A cloned repository needs Node.js dependencies, Python dependencies, and a compiled topN executable before ingestion and startup.

# 1. Install Node.js dependencies
npm install

# 2. Install Python dependencies
python3 -m venv .venv
source .venv/bin/activate
pip install -r requirements.txt

# 3. Build topN for preprocessing workflows
cd tools/preprocessing/topN_cpp
make
cd ../../..

# 4. Download and organize the release data
# Follow tutorial.html#first-run:
# download all .gz release assets plus install_data.sh, then run:
chmod 755 install_data.sh
./install_data.sh

# 5. Configure environment
cp .env.example .env
# Edit .env as needed: PORT, DB_PATH, DATA_PATH, PYTHON_COMMAND, etc.
# If using the virtual environment above, set:
# PYTHON_COMMAND=.venv/bin/python

# 6. Ingest data files into the database
npm run ingest

# 7. Start the server
npm start

# Or combine steps 6 and 7:
npm run start:ingest-and-serve

Data Files

Place data files in the expected folders before ingestion. The release data should be downloaded and organized by following the Docker setup data-download section in tutorial.html.

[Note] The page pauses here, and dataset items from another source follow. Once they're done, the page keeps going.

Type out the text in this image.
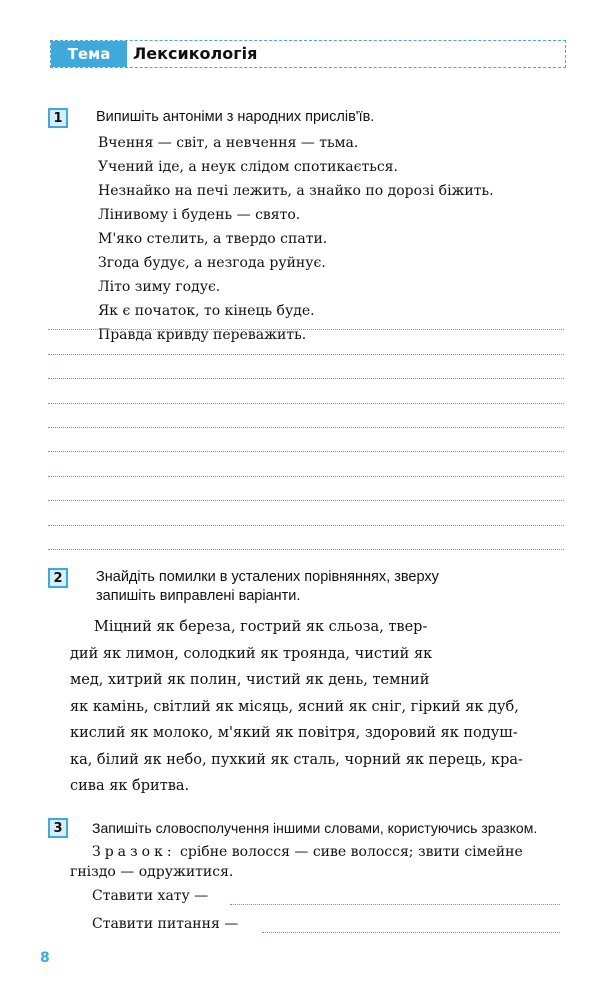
Тема	Лексикологія
1	Випишіть антоніми з народних прислів'їв.
Вчення — світ, а невчення — тьма.
Учений іде, а неук слідом спотикається.
Незнайко на печі лежить, а знайко по дорозі біжить.
Лінивому і будень — свято.
М'яко стелить, а твердо спати.
Згода будує, а незгода руйнує.
Літо зиму годує.
Як є початок, то кінець буде.
Правда кривду переважить.
2	Знайдіть помилки в усталених порівняннях, зверху
запишіть виправлені варіанти.
Міцний як береза, гострий як сльоза, твер-
дий як лимон, солодкий як троянда, чистий як
мед, хитрий як полин, чистий як день, темний
як камінь, світлий як місяць, ясний як сніг, гіркий як дуб,
кислий як молоко, м'який як повітря, здоровий як подуш-
ка, білий як небо, пухкий як сталь, чорний як перець, кра-
сива як бритва.
3	Запишіть словосполучення іншими словами, користуючись зразком.
Зразок: срібне волосся — сиве волосся; звити сімейне
гніздо — одружитися.
Ставити хату —
Ставити питання —
8
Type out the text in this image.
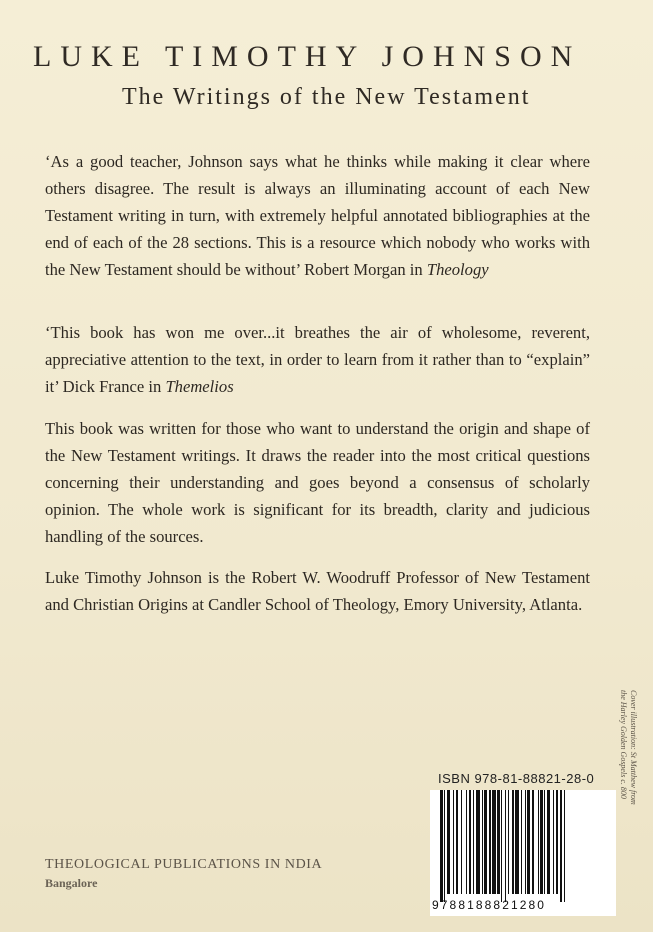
LUKE TIMOTHY JOHNSON
The Writings of the New Testament

‘As a good teacher, Johnson says what he thinks while making it clear where others disagree. The result is always an illuminating account of each New Testament writing in turn, with extremely helpful annotated bibliographies at the end of each of the 28 sections. This is a resource which nobody who works with the New Testament should be without’ Robert Morgan in Theology

‘This book has won me over...it breathes the air of wholesome, reverent, appreciative attention to the text, in order to learn from it rather than to “explain” it’ Dick France in Themelios

This book was written for those who want to understand the origin and shape of the New Testament writings. It draws the reader into the most critical questions concerning their understanding and goes beyond a consensus of scholarly opinion. The whole work is significant for its breadth, clarity and judicious handling of the sources.

Luke Timothy Johnson is the Robert W. Woodruff Professor of New Testament and Christian Origins at Candler School of Theology, Emory University, Atlanta.

Cover illustration: St Matthew from
the Harley Golden Gospels c. 800
ISBN 978-81-88821-28-0
9788188821280
THEOLOGICAL PUBLICATIONS IN NDIA
Bangalore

Directory or file	Environment variable	Expected content
`data/networks/`	`DATA_PATH`	Network CSV files. Each line stores one edge as `node1,node2,weight`.
`data/indexes/`	`INDEXES_PATH`	Preprocessed graph index triplets such as `Bacteria.adj.bin`, `Bacteria.adj.index.bin`, and `Bacteria.node_ids.tsv`.
`data/nodes_attr/`	`NODE_ATTRIBUTES_PATH`	Exactly one `*.nodes.attr` file with a header row including `node_id`, `NCBI_txID`, `NH_ID`, and `NH_Size`.
`data/NCBI_txID/NCBI_txID.csv`	`SPECIES_PATH`	Two columns: `ncbi_txid,species_name`.
`data/NCBI_txID/commontree.txt`	`TAXON_TREE_PATH`	NCBI common tree text used to render the species filter hierarchy.

The same paths can be overridden in .env. Important variables include DB_PATH, DATA_PATH, INDEXES_PATH, NODE_ATTRIBUTES_PATH, SPECIES_PATH, PYTHON_COMMAND, SUBNETWORK_SCRIPT_PATH, and PORT.